National quality improvement intervention to reduce high risk oral methotrexate prescribing

Abstract

Background: Harmful or fatal errors related to accidental overdose of methotrexate tablets are well documented. In England, the coprescription of 2.5 mg and 10 mg methotrexate tablets is not recommended, because both tablets look similar, and may be confused with each other, leading to a potential overdose of methotrexate. It is recommended that one tablet strength (usually 2.5 mg) is prescribed and dispensed.
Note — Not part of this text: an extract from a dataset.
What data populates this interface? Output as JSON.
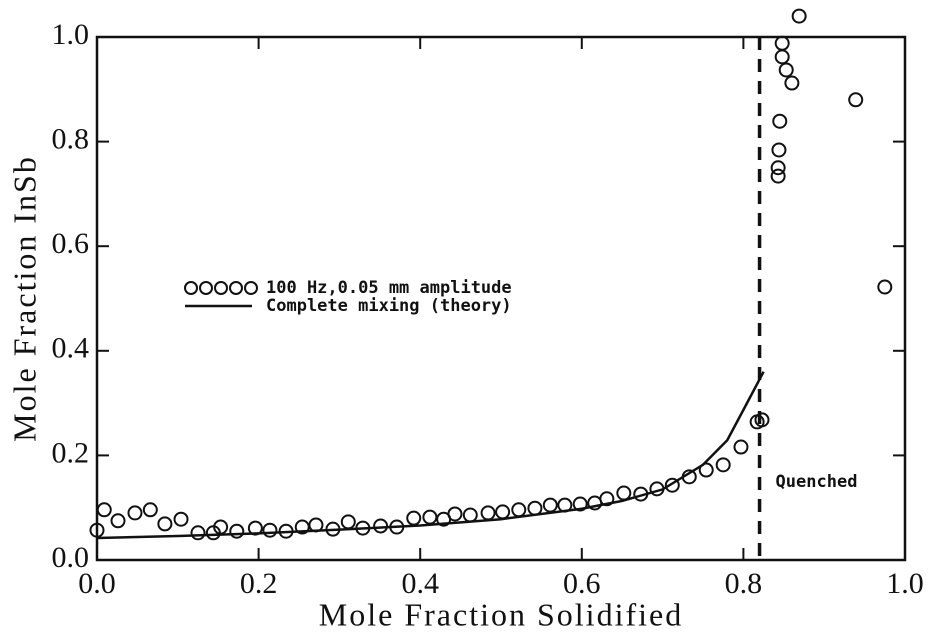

A recent retrospective cohort study identified that while 97% of patients in England were prescribed only 2.5 mg methotrexate tablets, the prescribing of 10 mg tablets or combinations of 2.5 mg and 10 mg tablets was still common practice in a small number of geographical areas across the country.

Aim and methodology: To reduce national variation in the prescription of oral methotrexate 10 mg tablets, for non-cancer treatment, by November 2021. A focused, five-stage quality improvement (QI) intervention was used, providing centralised support to a cohort of high prescribing integrated care systems (ICSs) in England.

Findings: 23% (10) of ICSs in England were responsible for 76% of prescribing of methotrexate 10 mg tablets. Eight of these high prescribing ICSs participated in the QI intervention between March and November 2021. During the action period, the high prescribing cohort saw a 54% reduction in the prescribing of methotrexate 10 mg tablets, with seven ICSs seeing reductions of between 41% and 75%, resulting in reduced variation between the high prescribing ICSs and all other ICSs. The intervention was well received by ICSs with all making structural changes to their respective systems so that improvement would be sustained.

Conclusions: The success of this project raises several exciting opportunities for further work of this nature, particularly where this is significant variation in practice across the country.

Keywords: Medication safety; Patient safety; Quality improvement.